Un país que merezca la pena solo se puede construir si hacemos el esfuerzo de llegar a puntos comunes, no queriendo imponer nuestra idea de vida sobre los demás. Eso sí, para empezar con el debate, al menos en mi caso, dejaría fuera de la sala esa España cañí, rancia, nazionalcatolicista, torera, de pasodoble de la Piquer, de toros y caza, de odio. No porque no cumpla con lo que digo, sino porque representa todo lo contrario al sentido común y a la evolución lógica de la convivencia. Esta tierra se cultivó con muchas culturas y ahora vosotros queréis hacernos creer que somos tan puros como agua de manantial, cuando llevamos sangre tartesa, turdetana, fenicia, celta, árabe, romana y visigoda, sin contar las mezclas que con los años hemos logrado con los millones de personas de otros países que han venido por aquí y han formado sus familias multicolor.
La pureza aria que algunos nos quieren vender no existe en España. De lo que sí vamos sobrados es de ataques hacia toda esa gente a la que no les gusta vuestras costumbres, esas que son tan nuestras como vuestras pero que creemos que va siendo hora de revisar. Se evoluciona siempre hacia adelante, solía pensar en mis mejores tiempos de juventud, pero parece que me equivoqué. Gran parte de nuestros vecinos piensan que el futuro es viajar al pasado, rescatando leyes tan restrictivas que esa LIBERTAD de la que hablan no es más que aquella represión que tantas veces nuestros antepasados sufrieron en sus carnes. Pero, ¿de verdad estamos en esas? ¿Estáis abrazando en serio esos discursos que mañana acabarían con muchos de vuestros derechos que ahora disfrutáis? Dadle una vuelta a esto, porque puede que ahí esté vuestro error. No escucháis, y a la larga será esto lo que os haga agachar las orejas cuando os toque a vosotros, o a vuestros hijos, padecer las estrategias que ahora defendéis.
Mañana, cuando todo esto ocurra, cuando tus hijos tengan que vivir bajo un puente, pagar gran parte de su sueldo para que sean atendidos en la sanidad que tengamos, cuando sus trabajos sean casi por obligación, cuando su formación dependa de una nómina, cuando levantar la voz contra un gobierno suponga que una porra te mida el lomo, cuando la prensa esté atada de pies y manos gracias a quien arría la mascá y solo leas mentiras, cuando el gran ojo sepa en cada momento lo que haces, cuando llegue ese momento llorarás como un niño por lo que no supiste ver como un adulto informado por falta de curiosidad y por haber seguido la zanahoria que pusieron delante de tus narices. ¿Que eso no puede ocurrir jamás en un país democrático? Échale un ojo al país de San Francisco, Las Vegas, New York o Wisconsin, que te vas a reír.
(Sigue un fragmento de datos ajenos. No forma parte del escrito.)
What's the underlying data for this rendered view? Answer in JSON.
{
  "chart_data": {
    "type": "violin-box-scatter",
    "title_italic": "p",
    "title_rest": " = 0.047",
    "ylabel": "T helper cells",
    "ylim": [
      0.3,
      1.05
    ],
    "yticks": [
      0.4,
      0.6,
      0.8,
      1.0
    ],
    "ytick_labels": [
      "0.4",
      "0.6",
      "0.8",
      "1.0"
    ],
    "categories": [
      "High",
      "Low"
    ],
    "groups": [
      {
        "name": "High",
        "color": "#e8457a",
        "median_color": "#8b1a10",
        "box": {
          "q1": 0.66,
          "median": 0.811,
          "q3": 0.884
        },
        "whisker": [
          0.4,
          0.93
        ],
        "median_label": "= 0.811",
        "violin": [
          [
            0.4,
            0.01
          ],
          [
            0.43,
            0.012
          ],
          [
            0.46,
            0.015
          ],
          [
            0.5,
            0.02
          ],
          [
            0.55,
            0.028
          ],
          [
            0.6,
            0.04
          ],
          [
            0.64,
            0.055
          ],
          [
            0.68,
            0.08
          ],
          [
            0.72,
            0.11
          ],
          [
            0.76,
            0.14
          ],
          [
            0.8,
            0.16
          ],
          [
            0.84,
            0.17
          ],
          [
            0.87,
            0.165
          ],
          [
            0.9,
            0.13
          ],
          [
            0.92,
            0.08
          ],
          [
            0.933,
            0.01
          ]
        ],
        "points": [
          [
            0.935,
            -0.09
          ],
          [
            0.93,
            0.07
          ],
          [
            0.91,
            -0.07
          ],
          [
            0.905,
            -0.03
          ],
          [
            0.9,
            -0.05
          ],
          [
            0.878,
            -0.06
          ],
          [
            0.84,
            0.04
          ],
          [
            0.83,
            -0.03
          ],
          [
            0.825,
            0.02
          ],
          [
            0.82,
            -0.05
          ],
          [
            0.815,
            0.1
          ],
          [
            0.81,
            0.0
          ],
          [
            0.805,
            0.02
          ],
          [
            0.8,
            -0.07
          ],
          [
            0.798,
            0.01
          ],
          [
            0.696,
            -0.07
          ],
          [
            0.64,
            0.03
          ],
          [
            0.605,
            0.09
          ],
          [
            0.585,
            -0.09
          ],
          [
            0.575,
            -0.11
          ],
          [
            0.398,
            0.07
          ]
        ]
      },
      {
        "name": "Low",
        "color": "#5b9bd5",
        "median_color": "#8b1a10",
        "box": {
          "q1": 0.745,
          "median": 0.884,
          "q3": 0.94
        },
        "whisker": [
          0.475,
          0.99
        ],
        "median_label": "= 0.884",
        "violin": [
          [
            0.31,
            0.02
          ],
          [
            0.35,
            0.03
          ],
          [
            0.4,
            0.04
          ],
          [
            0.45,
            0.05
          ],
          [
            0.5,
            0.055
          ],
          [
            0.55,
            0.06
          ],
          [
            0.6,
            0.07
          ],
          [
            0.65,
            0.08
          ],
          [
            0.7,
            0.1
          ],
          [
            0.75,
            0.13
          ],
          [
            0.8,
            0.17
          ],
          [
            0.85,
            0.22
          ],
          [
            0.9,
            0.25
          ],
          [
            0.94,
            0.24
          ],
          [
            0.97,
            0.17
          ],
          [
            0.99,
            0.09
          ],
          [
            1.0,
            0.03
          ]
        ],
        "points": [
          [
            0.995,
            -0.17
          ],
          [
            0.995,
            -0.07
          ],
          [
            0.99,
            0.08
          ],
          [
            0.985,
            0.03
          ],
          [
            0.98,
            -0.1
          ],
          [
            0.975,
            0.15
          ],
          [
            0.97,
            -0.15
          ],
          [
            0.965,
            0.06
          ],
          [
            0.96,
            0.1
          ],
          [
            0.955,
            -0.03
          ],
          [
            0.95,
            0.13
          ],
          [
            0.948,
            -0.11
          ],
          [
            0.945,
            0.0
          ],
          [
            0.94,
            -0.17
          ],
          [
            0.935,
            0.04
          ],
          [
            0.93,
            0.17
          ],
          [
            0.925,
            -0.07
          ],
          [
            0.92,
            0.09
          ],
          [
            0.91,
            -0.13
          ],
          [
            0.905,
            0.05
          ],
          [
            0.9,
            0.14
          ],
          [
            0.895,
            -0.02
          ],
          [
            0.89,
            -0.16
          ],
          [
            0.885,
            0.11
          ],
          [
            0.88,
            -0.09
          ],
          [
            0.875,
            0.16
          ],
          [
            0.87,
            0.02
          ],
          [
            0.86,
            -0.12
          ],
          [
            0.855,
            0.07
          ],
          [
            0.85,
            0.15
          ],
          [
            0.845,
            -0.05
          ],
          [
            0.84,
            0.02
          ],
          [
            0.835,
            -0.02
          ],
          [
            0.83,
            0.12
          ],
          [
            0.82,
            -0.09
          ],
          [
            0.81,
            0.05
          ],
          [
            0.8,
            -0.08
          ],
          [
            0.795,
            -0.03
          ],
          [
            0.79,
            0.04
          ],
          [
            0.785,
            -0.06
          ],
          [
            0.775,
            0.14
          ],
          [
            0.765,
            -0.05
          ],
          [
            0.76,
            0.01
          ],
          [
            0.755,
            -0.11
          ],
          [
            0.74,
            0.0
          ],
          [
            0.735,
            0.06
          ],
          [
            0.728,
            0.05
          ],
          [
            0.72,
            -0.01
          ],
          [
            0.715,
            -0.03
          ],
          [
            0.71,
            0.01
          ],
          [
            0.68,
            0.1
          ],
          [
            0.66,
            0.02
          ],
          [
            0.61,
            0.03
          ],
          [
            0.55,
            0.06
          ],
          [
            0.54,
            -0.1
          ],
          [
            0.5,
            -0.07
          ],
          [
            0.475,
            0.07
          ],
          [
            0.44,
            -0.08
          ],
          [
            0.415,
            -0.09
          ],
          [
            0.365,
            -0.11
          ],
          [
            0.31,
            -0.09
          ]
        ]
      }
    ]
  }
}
Será entonces cuando bajaremos los maquis del monte para gritar: «¡Os lo dijimos y no nos creísteis!». Aun así, os daremos un abrazo, secaremos vuestras lágrimas y, cual serie apocalíptica, nos replegaremos y armaremos todos juntos un ejército que ahora está en horas bajas.
Hoy es difícil que lo veáis, pero todo apunta a que este será el guion para nuestro futuro. Esta vez no voy de cuñado. Basta con mirar a otros países y darse cuenta de lo que conlleva abrazar el neoliberalismo y el populismo sin base y las nuevas políticas que contaminan el mundo. No les interesamos, no quieren más que dinero y poder y eso solo lo pueden lograr sometiéndonos y creando una realidad hecha a su medida a base de mentiras, falsedades que ahora todos dais como ciertas.
Ser buenas personas es la única manera de cambiar el mundo. Lo que veo complicado es que cambiemos nosotros primero. ¿El porqué? Ese odio que nos corre por las venas. Y, sí, yo también lo siento por mucha gente con y sin poder. Es lo que tiene formar parte de nuestra especie.